We drove to the industrial park and found the offices of Four-Lane Trucking. Kessler waited in the car. A receptionist passed me in to Ralph McIntyre without delay.

McIntyre’s office was functional: no chrome or leather or exotic wood, just a steel cubicle with a steel desk. A piston served as a paperweight, a miniature truck tire as an ashtray. The owner of Four-Lane Trucking was a large man with a military haircut. He lit a Camel and I asked my questions.

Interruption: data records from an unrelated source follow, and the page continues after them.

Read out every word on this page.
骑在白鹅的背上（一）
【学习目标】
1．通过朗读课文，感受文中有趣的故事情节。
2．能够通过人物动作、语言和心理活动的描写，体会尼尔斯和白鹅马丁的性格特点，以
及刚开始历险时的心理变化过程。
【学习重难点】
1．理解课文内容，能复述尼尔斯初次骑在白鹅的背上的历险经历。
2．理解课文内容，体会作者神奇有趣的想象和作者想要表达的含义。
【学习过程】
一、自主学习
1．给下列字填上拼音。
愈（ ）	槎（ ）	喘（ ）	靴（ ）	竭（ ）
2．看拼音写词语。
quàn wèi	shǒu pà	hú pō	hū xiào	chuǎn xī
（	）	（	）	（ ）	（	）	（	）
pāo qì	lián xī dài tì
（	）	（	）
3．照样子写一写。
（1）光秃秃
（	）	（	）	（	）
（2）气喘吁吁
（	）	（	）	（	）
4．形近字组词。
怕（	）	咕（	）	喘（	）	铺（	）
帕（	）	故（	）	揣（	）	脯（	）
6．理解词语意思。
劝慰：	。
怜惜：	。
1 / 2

“Nah. Earl never mentioned anything about any problems. But then he was pretty quiet. Good bookkeeper, and naturally, we’re sorry as hell about what happened.” He took a long drag on the Camel, reducing fully half of it to ash.

“Any idea as to who would conceivably want to kill him?”

“Nobody’d want to kill Earl. It had to be a mistake. They were looking to clip someone else, way I figure it.” Another drag, the cigarette was gone. He saw me looking. “Filthy habit. I been trying to quit for years.”

“It wasn’t a mistake.”

“What wasn’t?”

“The bomb. Kessler was the intended target.”

McIntyre squinted at me. “You prove that?”

“Not yet,” I said, getting up, “but I will. Something smells in this whole thing. I intend to find out what it is.” I hoped McIntyre wouldn’t ask me how I planned to do it. I didn’t have an answer.

“Yeah, well, if I can help let me know, Stubblefield. Anything I can do, you know.” I thanked him and saw myself out. The receptionist flashed me a dazzling smile with all the sincerity of a campaign promise.

“You have a nice day now.”

“How well did you know Kessler?”

“Well, I’ve been here a little over three years, so that long.”

“He strike you as the kind of man who might have a secret life?”

“Mr. Kessler? No way.” She smiled at the suggestion.

“I get the impression the man was a saint. Didn’t he, say, ever make a pass at you?”

She did something you don’t see too much any more. She blushed.

“Go on! He never.”

“A perfect gentleman. Never even lost his temper, I’ll bet.”

“We-e-ll, I’ve seen him lose his temper a few times.”

“At the boss?”

“Oh no, never that. It was whenever there was an oil spill or something like that. He was savage over that big Exxon thing in Canada.”

“Alaska.”

“Yeah, Alaska. Whatever. And that business with the loggers and the little owl. That kind of thing made him very upset. He used to say that we had no right to do those things, that they were crimes against nature.”

I wished her a nice day and started for the door.

“Oh, Mr. Stubblefield, maybe you should know, being a policeman and all.”

“Private investigator.”

“Right, whatever. Anyway, Mr. Stoller, the man that owns the camp up in Maine where Mr. Kessler got — where he died — he called while you were with Mr. McIntyre. He wanted to know what to do about Mr. Kessler’s car. He seems to think it might be valuable.”